"Be unique. Be yourself."
You Got This: How To Reclaim The Holidays When Family Starts Asking Questions
As the high school senior embarking on a huge transition to college, you are likely to become the center of attention for at least one holiday gathering this season — whether it’s a family member asking you to plan out the next ten years of your life right now, or an uncle bombarding you with how the university with his favorite football team is the only one you should really be considering.
I recently participated in a Parent Education Circle at my kids’ school about “Creating peaceful holidays for yourself and your children.” And it got me thinking about how the tips I learned during this session can translate to the college acceptance anxiety that begins to ramp up around the holidays when early admission decision notifications are sent.
So, if you’re dreading heading to grandma’s in a few weeks because you don’t know what to say when the inevitable “what are your college plans” question comes up, here are some strategies for getting through the worst of it and enjoying the season. You got this.
Remember: It’s Your STORY.
You might be asking yourself how do I answer the questions of “where did you apply?” or “Why haven’t you heard yet?”.
First, where you apply and where you get accepted is your story. And because it's your story, you decide when to share this information and how to share it. One strategy could be to deflect the question by stating, “The last few months were really stressful with college application stuff, so I have made a commitment to myself this holiday season just to focus on the holidays. But you will definitely know where I’m headed when I figure it out.”

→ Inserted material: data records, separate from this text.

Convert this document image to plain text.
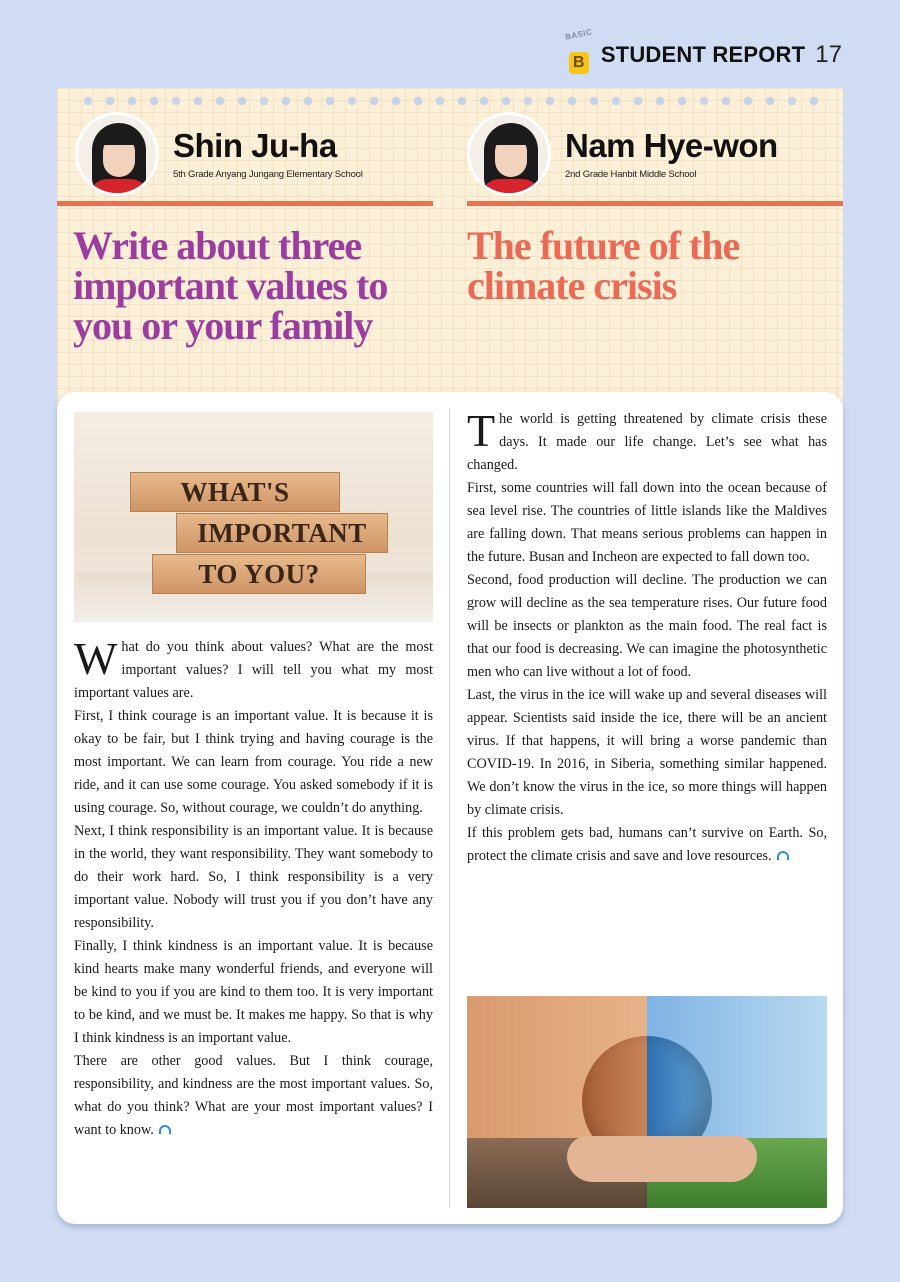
BASIC
B STUDENT REPORT 17
Shin Ju-ha
5th Grade Anyang Jungang Elementary School
Nam Hye-won
2nd Grade Hanbit Middle School
Write about three important values to you or your family
The future of the climate crisis
WHAT'S
IMPORTANT
TO YOU?

What do you think about values? What are the most important values? I will tell you what my most important values are.

First, I think courage is an important value. It is because it is okay to be fair, but I think trying and having courage is the most important. We can learn from courage. You ride a new ride, and it can use some courage. You asked somebody if it is using courage. So, without courage, we couldn’t do anything.

Next, I think responsibility is an important value. It is because in the world, they want responsibility. They want somebody to do their work hard. So, I think responsibility is a very important value. Nobody will trust you if you don’t have any responsibility.

Finally, I think kindness is an important value. It is because kind hearts make many wonderful friends, and everyone will be kind to you if you are kind to them too. It is very important to be kind, and we must be. It makes me happy. So that is why I think kindness is an important value.

There are other good values. But I think courage, responsibility, and kindness are the most important values. So, what do you think? What are your most important values? I want to know.

The world is getting threatened by climate crisis these days. It made our life change. Let’s see what has changed.

First, some countries will fall down into the ocean because of sea level rise. The countries of little islands like the Maldives are falling down. That means serious problems can happen in the future. Busan and Incheon are expected to fall down too.

Second, food production will decline. The production we can grow will decline as the sea temperature rises. Our future food will be insects or plankton as the main food. The real fact is that our food is decreasing. We can imagine the photosynthetic men who can live without a lot of food.

Last, the virus in the ice will wake up and several diseases will appear. Scientists said inside the ice, there will be an ancient virus. If that happens, it will bring a worse pandemic than COVID-19. In 2016, in Siberia, something similar happened. We don’t know the virus in the ice, so more things will happen by climate crisis.

If this problem gets bad, humans can’t survive on Earth. So, protect the climate crisis and save and love resources.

Or you may want to share the excitement of your application and acceptance process. Either way, it is your story to tell. And you might want to ensure that those closest to you know your game plan before stepping into the next party.
You don’t need to have it all figured out.
The “where did you apply?” and “where did you get accepted?” questions can easily transition to “what are you going to study?” during family discussions. Which can then quickly turn to life plans.
As a college admissions professional, I listen to people discuss such plans all of the time and I often hear “my son is going to graduate in three years”, or “my daughter is going to pursue this advanced degree at this university once she completes her undergrad degree”. It can be stressful for high school students to hear their future prescribed for them.
But, as an admissions professional, I also know that many many many first-year students change their major, some more than once.
Thus, my advice to you if you’re in this situation: encourage others and yourself to slow down. You do not need to have it all figured out.
You do not need to know what exact area you are going to major, where you will work, or where you will get that advanced degree! You haven’t even started college yet. And that first year in college is the time to explore.
What you do on campus is far more important than where you go.
I have repeated this statement year after year over my decade long career in admissions - What you do in college is far more important than where you will go. The real work starts once a student enrolls in college.
How one engages with their studies and college campus is a far better indicator of their potential for success.
This statement also closely aligns with a wonderful book by Frank Bruni titled “Where You Go Is Not Who You’ll Be: An Antidote to the College Admission Mania”. In the book Bruni profiles students who went to a variety of different colleges and came out with the same job and life results in the end.
Again, what you do in college is far more important than where you go. Try that line out this holiday season.
With a few strategies and game plans in place, you can reclaim the story of your college application journey and not let inquisitive family members derail your holiday fun.
From all of us at Ross, have a safe and happy holiday season!